Temporary fix for collapsed Washington bridge expected mid-June

A span of highway bridge sits in the Skagit River May 24, 2013 after collapsing near the town of Mt Vernon, Washington late Thursday. REUTERS/Cliff DesPeaux
A span of highway bridge sits in the Skagit River May 24, 2013 after collapsing near the town of Mt Vernon, Washington late Thursday. REUTERS/Cliff DesPeaux

A permanent replacement for the section of a Washington state freeway bridge that collapsed last week is expected in place by early autumn, and a temporary span could be up by mid-June, Washington state Governor Jay Inslee said on Sunday.

A 160-foot (48-meter) section of the Interstate 5 bridge over the Skagit River about 55 miles north of Seattle collapsed on Thursday after being struck by a truck carrying an oversize load.

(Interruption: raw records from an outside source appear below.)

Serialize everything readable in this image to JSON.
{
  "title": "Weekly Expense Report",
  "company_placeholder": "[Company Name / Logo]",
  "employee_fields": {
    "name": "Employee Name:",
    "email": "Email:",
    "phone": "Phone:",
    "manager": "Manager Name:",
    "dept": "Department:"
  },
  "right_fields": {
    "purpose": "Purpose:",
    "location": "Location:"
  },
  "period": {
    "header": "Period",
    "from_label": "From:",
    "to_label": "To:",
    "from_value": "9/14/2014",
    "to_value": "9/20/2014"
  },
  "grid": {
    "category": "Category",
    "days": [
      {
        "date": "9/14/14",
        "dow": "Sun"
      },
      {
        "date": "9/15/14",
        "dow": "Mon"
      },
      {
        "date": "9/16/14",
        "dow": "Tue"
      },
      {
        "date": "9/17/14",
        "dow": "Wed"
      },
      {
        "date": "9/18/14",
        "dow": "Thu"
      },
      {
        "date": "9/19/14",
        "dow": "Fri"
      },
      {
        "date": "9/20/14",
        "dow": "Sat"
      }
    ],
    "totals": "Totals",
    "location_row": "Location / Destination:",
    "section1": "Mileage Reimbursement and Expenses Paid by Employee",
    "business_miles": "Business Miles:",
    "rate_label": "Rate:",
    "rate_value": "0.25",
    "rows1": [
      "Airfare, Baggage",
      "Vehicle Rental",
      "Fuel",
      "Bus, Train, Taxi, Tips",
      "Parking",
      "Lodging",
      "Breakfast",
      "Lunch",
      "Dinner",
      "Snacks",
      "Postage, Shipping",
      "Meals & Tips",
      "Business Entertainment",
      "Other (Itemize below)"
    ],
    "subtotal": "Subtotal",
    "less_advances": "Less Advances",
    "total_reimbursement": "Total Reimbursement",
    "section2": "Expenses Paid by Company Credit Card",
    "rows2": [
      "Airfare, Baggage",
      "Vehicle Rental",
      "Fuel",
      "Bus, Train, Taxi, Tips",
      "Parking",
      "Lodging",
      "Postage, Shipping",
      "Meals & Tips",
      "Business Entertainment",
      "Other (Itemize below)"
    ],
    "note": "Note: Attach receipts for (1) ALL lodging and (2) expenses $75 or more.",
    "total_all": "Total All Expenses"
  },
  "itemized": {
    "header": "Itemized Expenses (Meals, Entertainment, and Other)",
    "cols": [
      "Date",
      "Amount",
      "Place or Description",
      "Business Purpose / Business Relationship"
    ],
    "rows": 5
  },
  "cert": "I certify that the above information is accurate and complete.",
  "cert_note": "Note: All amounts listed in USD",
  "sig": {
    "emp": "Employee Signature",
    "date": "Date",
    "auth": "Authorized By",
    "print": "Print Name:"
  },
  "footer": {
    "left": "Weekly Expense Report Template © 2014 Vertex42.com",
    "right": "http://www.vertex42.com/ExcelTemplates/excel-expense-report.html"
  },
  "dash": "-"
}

Two vehicles behind the truck plunged into the frigid waters below, and three people were plucked from the river with non-life-threatening injuries.

The remaining portion of the bridge has been inspected and will not need to be replaced, Inslee said in a statement.

“We will install a temporary span on the bridge that will restore traffic while we build a safe and durable permanent span adjacent to it,” Inslee said.

The temporary span will accommodate fewer vehicles traveling slower than the normal limit of 60 miles per hour, the governor said.

Once the temporary span is in place, crews will begin working on the permanent replacement.

“The home stretch will be a two week total closure of I-5 likely in September as crews remove the temporary structure and move the permanent bridge into place,” Washington State Department of Transportation Secretary Lynn Peterson said in a statement.

Inspection records show the bridge had been struck multiple times by vehicles over the past 10 years, National Transportation Safety Board Chairman Deborah Hersman said on Sunday.

Before Thursday, the most recent documented vehicle strike occurred in October, leaving visible gouge marks in the steel truss.

“This bridge has a history of over-height vehicle hits,” Hersman said.

The flatbed truck that caused the collapse, operated by Mullen Trucking, of Alberta, Canada, was permitted by the Washington State Department of Transportation to carry a load with a height of 15 feet and 9 inches.

The truck driver told investigators he repeatedly measured the height of his load at 15 feet, 9 inches Hersman said. The truck was traveling southbound in the right lane when it struck the bridge, she said.

The bridge clearance was shorter on the sides than in the middle. Its lowest clearance point was 14 feet, 6 inches while the highest point was in the middle, measuring 18 feet, Hersman said.